Le projet de loi sur la Constitution du Québec actuellement discuté établit des principes qui structureront notre vie collective pour les générations à venir. Ces principes sont nombreux et variés, mais il est essentiel que la liberté académique et l’autonomie universitaire y trouvent leur juste place.
Ces valeurs ne sont pas des privilèges : elles sont des conditions de réalisation de la mission des établissements universitaires. À ce titre, elles constituent des fondements de notre vitalité démocratique, à la manière de l’indépendance des tribunaux.

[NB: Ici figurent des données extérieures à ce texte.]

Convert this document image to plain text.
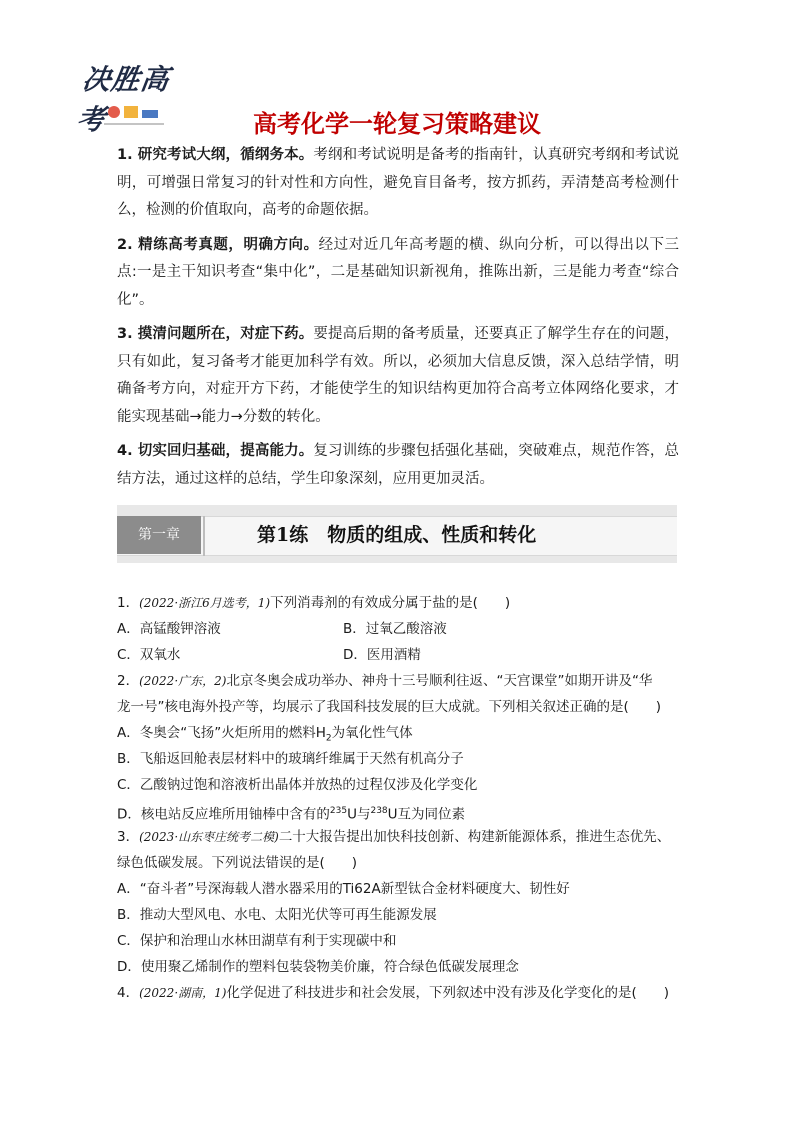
决胜高考	高考化学一轮复习策略建议

1. 研究考试大纲，循纲务本。考纲和考试说明是备考的指南针，认真研究考纲和考试说明，可增强日常复习的针对性和方向性，避免盲目备考，按方抓药，弄清楚高考检测什么，检测的价值取向，高考的命题依据。

2. 精练高考真题，明确方向。经过对近几年高考题的横、纵向分析，可以得出以下三点:一是主干知识考查“集中化”，二是基础知识新视角，推陈出新，三是能力考查“综合化”。

3. 摸清问题所在，对症下药。要提高后期的备考质量，还要真正了解学生存在的问题，只有如此，复习备考才能更加科学有效。所以，必须加大信息反馈，深入总结学情，明确备考方向，对症开方下药，才能使学生的知识结构更加符合高考立体网络化要求，才能实现基础→能力→分数的转化。

4. 切实回归基础，提高能力。复习训练的步骤包括强化基础，突破难点，规范作答，总结方法，通过这样的总结，学生印象深刻，应用更加灵活。

第一章	第1练　物质的组成、性质和转化
1．(2022·浙江6月选考，1)下列消毒剂的有效成分属于盐的是(　　)
A．高锰酸钾溶液	B．过氧乙酸溶液
C．双氧水	D．医用酒精
2．(2022·广东，2)北京冬奥会成功举办、神舟十三号顺利往返、“天宫课堂”如期开讲及“华
龙一号”核电海外投产等，均展示了我国科技发展的巨大成就。下列相关叙述正确的是(　　)
A．冬奥会“飞扬”火炬所用的燃料$H_2$为氧化性气体
B．飞船返回舱表层材料中的玻璃纤维属于天然有机高分子
C．乙酸钠过饱和溶液析出晶体并放热的过程仅涉及化学变化
D．核电站反应堆所用铀棒中含有的$^{235}$U与$^{238}$U互为同位素
3．(2023·山东枣庄统考二模)二十大报告提出加快科技创新、构建新能源体系，推进生态优先、
绿色低碳发展。下列说法错误的是(　　)
A．“奋斗者”号深海载人潜水器采用的Ti62A新型钛合金材料硬度大、韧性好
B．推动大型风电、水电、太阳光伏等可再生能源发展
C．保护和治理山水林田湖草有利于实现碳中和
D．使用聚乙烯制作的塑料包装袋物美价廉，符合绿色低碳发展理念
4．(2022·湖南，1)化学促进了科技进步和社会发展，下列叙述中没有涉及化学变化的是(　　)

Comme le rappelait le rapport Parent, « la sauvegarde de la liberté universitaire est souvent la garantie des autres libertés civiques ». Elle protège la capacité de la communauté universitaire d’explorer toutes les questions de façon rationnelle, même les plus sensibles, sans crainte de représailles. Elle assure que la science progresse par la confrontation des idées et non par l’imposition de dogmes.
Autonomie
L’autonomie universitaire, quant à elle, permet aux établissements de décider de leurs orientations scientifiques, de leurs programmes et de leur gouvernance. Elle garantit que les choix académiques ne sont pas dictés par des considérations extérieures au milieu scientifique. Si l’université est perméable aux pressions politiques ou économiques, comment garantir que la recherche qu’elle produit serve la vérité plutôt que des intérêts particuliers?
Or, l’article 5 du projet de loi pourrait mettre en péril ces acquis démocratiques en interdisant aux établissements universitaires de contester certaines lois à partir de leurs fonds de fonctionnement. Cette restriction les priverait de leur ultime recours: la possibilité de saisir les tribunaux pour défendre leur mission d’enseignement, de recherche et de création.

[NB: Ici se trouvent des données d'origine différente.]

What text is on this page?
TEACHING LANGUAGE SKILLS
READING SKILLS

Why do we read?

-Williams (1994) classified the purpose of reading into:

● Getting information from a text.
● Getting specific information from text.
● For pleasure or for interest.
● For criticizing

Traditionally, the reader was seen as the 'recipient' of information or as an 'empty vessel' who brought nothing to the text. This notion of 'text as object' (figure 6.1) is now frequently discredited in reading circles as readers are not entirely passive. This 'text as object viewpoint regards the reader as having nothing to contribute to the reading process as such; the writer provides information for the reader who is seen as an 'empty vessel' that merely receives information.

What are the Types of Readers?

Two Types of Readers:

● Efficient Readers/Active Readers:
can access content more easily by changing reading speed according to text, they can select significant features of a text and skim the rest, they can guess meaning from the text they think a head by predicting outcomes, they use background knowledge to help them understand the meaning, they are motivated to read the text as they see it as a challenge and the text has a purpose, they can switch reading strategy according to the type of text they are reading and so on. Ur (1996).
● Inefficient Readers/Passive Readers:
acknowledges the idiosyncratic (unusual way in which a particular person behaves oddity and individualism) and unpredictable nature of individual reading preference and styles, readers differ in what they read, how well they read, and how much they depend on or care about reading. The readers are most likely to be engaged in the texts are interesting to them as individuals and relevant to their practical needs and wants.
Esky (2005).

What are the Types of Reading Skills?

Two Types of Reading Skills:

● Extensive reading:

Une telle limitation crée une brèche dans la protection des principes qui assurent la liberté académique.
États-Unis
Ce risque n’est pas théorique. La situation aux États-Unis le démontre avec force. Il y a un an à peine, personne n’aurait imaginé que des universités parmi les plus importantes au monde seraient attaquées presque quotidiennement par leur propre gouvernement. Or, au cours de la dernière année, l’administration américaine a mené une fronde contre la liberté et l’autonomie universitaires: gels de financements de recherche sur certaines thématiques, pressions pour supprimer des programmes, enquêtes ciblées sur la gouvernance interne des établissements et menaces à l’endroit des étudiants et des chercheurs détenteurs de visas.

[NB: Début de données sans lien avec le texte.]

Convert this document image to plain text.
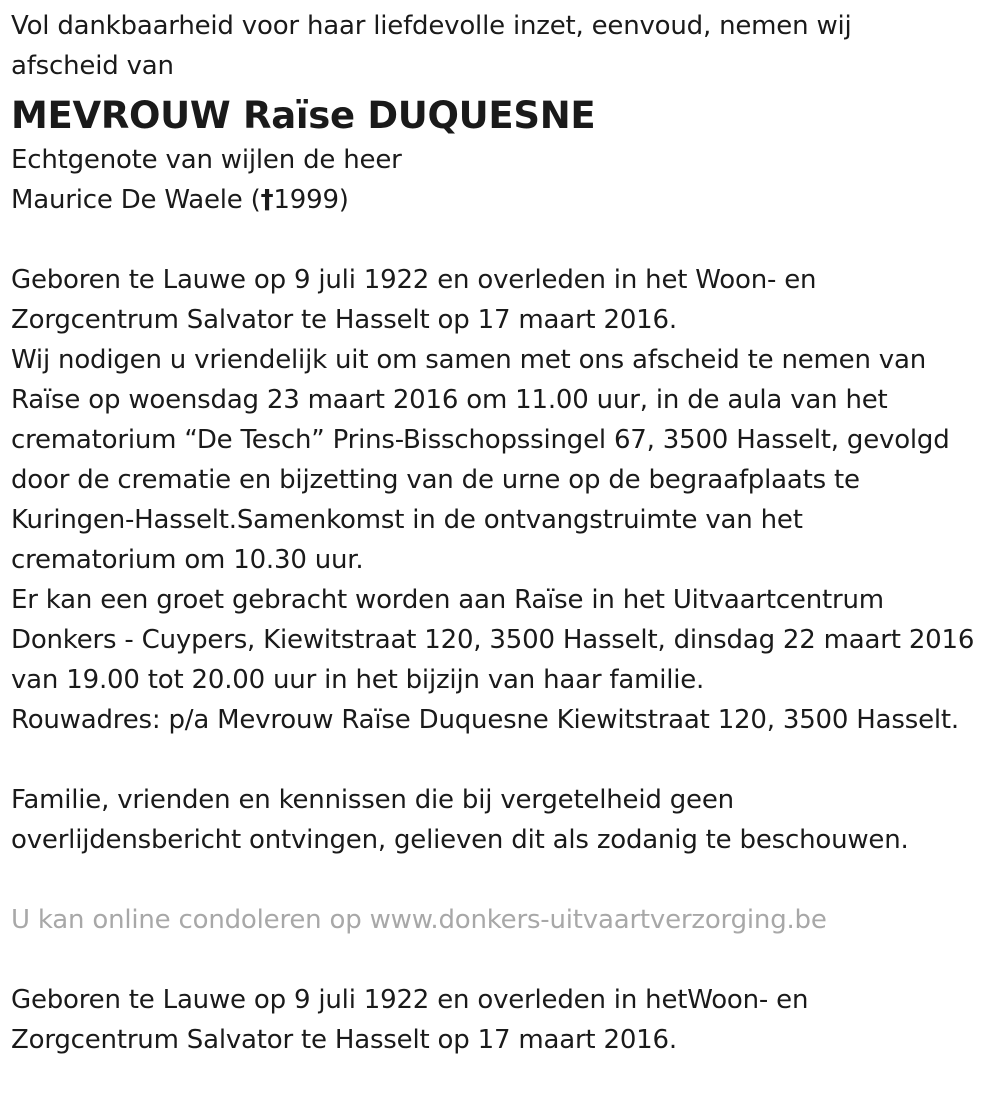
Vol dankbaarheid voor haar liefdevolle inzet, eenvoud, nemen wij
afscheid van
MEVROUW Raïse DUQUESNE
Echtgenote van wijlen de heer
Maurice De Waele (†1999)
Geboren te Lauwe op 9 juli 1922 en overleden in het Woon- en
Zorgcentrum Salvator te Hasselt op 17 maart 2016.
Wij nodigen u vriendelijk uit om samen met ons afscheid te nemen van
Raïse op woensdag 23 maart 2016 om 11.00 uur, in de aula van het
crematorium “De Tesch” Prins-Bisschopssingel 67, 3500 Hasselt, gevolgd
door de crematie en bijzetting van de urne op de begraafplaats te
Kuringen-Hasselt.Samenkomst in de ontvangstruimte van het
crematorium om 10.30 uur.
Er kan een groet gebracht worden aan Raïse in het Uitvaartcentrum
Donkers - Cuypers, Kiewitstraat 120, 3500 Hasselt, dinsdag 22 maart 2016
van 19.00 tot 20.00 uur in het bijzijn van haar familie.
Rouwadres: p/a Mevrouw Raïse Duquesne Kiewitstraat 120, 3500 Hasselt.
Familie, vrienden en kennissen die bij vergetelheid geen
overlijdensbericht ontvingen, gelieven dit als zodanig te beschouwen.
U kan online condoleren op www.donkers-uitvaartverzorging.be
Geboren te Lauwe op 9 juli 1922 en overleden in hetWoon- en
Zorgcentrum Salvator te Hasselt op 17 maart 2016.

L’Université Harvard a même subi des coupes arbitraires de plus de deux milliards de dollars en subventions fédérales et la révocation de son autorisation d’accueillir des étudiants étrangers. Face à ces attaques, l’université disposait d’un recours, et d’un seul: la contestation devant les tribunaux. La juge de première instance lui a d’ailleurs donné raison en septembre dernier. Ce précédent illustre l’importance des garde-fous qui permettent aux établissements universitaires de défendre leur mission.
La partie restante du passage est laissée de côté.